The quiet of the ride home was interrupte­d by the rumble of a plane on approach to Clinton National Airport and a 12-year-old’s screams piercing the air. “The bees are out! The bees are out! I just got stung!” I screeched to the shoulder and turned the dome light on, my skin already crawling. Jed sat frozen, eyes wide.

It was only one bee.

It probably wouldn’t have stung him but, in the dim starlight, he thought the flutter on his leg was a mosquito and tried to swat it. It replied with a self-defense sting. We made plans never to tell Mom.

After half a bottle of Benadryl and the realizatio­n that Jed had no terrible side effects, we placed the hive in our backyard, pulled the newspaper plug, and ran like hell. The bees casually walked out on their little porch and contemplat­ed the green of their new neighborho­od. All was well.

I came to discover that bees have roles. The foragers search for pollen and nectar, the undertaker­s carry out the dead, and the cleaners make sure the brood cells are nice and tidy. The nurses care for the brood, and the builders create those wonderful hexagonal cells that constitute the comb. It takes a lot to keep a colony going. The same bees have multiple roles during their lifetimes.
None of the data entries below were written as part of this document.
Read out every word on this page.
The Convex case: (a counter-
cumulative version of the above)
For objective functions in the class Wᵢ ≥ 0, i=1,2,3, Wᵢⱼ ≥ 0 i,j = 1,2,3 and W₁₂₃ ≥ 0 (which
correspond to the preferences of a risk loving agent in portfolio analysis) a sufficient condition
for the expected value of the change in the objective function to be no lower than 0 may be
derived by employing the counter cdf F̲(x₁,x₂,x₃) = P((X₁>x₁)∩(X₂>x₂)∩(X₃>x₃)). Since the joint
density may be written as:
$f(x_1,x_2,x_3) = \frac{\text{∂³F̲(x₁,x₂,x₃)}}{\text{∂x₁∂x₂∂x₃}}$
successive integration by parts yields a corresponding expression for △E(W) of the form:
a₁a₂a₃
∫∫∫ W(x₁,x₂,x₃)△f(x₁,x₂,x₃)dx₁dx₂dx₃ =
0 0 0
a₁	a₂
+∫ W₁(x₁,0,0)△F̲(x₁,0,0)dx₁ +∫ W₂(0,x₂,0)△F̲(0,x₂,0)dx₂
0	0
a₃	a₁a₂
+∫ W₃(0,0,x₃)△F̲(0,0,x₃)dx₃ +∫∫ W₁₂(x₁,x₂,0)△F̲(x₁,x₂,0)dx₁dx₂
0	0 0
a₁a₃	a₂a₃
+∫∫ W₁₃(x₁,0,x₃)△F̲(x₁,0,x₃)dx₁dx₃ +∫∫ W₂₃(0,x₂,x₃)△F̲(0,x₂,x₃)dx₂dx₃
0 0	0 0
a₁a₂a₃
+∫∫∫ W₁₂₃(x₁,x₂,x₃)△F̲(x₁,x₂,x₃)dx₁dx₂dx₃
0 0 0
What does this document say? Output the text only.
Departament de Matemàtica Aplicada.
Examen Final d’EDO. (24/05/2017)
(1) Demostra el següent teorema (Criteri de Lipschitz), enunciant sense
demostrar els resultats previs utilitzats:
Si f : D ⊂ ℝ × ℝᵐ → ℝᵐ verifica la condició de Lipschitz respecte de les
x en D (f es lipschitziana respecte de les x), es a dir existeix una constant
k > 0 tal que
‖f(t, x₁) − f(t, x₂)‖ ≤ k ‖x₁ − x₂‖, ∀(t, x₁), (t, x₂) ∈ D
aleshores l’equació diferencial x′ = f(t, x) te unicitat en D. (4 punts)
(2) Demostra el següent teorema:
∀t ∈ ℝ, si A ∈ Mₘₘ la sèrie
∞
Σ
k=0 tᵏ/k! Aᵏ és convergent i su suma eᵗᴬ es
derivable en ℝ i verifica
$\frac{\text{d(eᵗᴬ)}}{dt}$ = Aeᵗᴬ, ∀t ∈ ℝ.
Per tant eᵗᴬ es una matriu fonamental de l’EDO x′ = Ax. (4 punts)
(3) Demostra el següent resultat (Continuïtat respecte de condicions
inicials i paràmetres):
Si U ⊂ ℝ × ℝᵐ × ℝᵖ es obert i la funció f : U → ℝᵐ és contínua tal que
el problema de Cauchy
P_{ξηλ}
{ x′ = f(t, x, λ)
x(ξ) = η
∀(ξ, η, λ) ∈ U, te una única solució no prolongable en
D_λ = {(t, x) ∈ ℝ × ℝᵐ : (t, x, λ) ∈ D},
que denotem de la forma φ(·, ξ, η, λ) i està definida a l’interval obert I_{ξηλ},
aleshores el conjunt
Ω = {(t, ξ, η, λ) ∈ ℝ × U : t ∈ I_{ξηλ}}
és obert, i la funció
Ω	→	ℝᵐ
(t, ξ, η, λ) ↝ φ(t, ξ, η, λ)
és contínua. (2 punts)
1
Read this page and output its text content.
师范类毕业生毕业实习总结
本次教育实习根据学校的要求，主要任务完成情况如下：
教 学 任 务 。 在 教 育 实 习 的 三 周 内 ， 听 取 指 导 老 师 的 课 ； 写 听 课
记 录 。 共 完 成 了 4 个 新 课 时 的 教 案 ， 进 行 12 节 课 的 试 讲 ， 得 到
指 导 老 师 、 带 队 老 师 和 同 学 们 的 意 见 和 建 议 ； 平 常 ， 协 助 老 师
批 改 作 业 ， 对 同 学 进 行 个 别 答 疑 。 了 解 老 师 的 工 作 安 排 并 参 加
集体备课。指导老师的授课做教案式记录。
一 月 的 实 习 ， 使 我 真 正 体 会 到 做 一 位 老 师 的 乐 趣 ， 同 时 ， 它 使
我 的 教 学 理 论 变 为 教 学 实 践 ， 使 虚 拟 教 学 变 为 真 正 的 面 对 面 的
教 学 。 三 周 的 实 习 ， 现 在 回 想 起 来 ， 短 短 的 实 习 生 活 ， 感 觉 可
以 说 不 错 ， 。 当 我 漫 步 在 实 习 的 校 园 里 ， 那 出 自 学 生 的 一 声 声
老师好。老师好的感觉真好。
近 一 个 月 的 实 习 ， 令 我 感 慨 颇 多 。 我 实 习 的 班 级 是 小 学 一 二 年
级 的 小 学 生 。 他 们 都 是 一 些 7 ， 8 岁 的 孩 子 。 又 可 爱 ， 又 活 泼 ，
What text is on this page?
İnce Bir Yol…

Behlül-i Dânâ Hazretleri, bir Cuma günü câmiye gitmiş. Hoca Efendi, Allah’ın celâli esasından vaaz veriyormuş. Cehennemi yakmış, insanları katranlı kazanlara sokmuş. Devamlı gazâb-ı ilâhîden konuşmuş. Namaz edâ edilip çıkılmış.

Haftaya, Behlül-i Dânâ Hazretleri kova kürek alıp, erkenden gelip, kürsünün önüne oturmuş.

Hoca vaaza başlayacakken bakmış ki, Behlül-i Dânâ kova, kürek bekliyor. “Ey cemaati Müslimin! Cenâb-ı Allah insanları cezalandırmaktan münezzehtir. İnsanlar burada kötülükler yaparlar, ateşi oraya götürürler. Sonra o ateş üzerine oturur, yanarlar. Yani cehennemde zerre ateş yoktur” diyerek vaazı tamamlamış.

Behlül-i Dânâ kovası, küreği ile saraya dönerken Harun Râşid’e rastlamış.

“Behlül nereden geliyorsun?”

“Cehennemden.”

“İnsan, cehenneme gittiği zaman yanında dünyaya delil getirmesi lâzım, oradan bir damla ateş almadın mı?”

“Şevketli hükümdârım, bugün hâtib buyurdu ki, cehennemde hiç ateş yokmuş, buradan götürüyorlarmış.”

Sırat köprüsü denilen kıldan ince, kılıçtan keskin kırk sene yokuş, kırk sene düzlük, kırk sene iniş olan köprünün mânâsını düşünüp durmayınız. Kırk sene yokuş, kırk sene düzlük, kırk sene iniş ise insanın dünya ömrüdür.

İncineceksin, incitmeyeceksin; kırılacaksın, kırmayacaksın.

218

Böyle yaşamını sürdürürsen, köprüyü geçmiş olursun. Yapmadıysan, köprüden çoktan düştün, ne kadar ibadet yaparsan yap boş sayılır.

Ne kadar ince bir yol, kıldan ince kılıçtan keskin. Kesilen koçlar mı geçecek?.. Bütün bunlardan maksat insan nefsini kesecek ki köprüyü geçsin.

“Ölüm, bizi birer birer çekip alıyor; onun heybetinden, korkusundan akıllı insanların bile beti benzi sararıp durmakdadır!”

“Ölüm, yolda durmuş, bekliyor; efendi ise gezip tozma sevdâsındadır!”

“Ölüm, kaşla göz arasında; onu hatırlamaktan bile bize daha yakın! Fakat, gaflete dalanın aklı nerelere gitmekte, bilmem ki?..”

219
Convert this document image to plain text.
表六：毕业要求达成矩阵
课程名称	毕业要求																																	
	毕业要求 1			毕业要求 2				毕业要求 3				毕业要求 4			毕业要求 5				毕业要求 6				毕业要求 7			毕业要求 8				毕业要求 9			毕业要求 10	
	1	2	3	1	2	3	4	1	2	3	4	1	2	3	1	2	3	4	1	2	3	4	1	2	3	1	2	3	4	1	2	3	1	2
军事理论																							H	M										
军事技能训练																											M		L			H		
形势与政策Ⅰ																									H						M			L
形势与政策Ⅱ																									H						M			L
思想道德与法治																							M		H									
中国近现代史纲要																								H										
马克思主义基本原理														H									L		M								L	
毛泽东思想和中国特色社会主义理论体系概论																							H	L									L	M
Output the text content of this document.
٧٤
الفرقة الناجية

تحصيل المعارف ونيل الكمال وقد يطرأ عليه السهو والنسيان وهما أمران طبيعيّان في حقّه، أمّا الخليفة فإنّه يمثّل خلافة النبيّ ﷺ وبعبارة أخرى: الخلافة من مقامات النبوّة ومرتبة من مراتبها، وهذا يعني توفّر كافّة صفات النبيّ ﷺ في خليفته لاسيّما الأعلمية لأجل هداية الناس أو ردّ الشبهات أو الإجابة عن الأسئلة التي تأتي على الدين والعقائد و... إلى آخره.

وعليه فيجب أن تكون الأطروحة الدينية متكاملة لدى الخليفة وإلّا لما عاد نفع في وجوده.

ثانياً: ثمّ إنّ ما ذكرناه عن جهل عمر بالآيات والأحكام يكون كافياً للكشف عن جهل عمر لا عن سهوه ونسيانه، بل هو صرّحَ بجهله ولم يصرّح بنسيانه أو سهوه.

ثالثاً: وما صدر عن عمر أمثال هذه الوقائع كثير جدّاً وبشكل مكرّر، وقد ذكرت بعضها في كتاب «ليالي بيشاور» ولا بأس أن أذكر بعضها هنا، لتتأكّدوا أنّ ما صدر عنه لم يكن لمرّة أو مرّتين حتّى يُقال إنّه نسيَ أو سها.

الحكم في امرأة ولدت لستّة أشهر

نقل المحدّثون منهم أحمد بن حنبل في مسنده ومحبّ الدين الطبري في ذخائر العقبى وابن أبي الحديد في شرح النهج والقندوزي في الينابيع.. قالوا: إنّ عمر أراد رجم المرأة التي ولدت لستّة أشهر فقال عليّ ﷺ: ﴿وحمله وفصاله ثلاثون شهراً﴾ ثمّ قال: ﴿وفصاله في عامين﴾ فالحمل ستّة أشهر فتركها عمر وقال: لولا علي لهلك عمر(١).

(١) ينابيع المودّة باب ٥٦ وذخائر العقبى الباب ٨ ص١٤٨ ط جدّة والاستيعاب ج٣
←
That’s not much different than any well-run community. From families to neighborho­ods to countries, we all slide into one role and then to the next as needed. We all nurture, protect, build, and start over again. That’s the way a community stays strong.

My wife returned from her trip and laughed when she saw the bees. She never said a word about Jed’s allergy or the smoke rising from my pot as I tended the hive. Instead, she just smiled. I understood the reason for her quiet acceptance and her teasing grin when I came home from work a few weeks later and heard an unfamiliar sound. In a blue tub prominentl­y stationed in my living room sat six newly hatched chicks.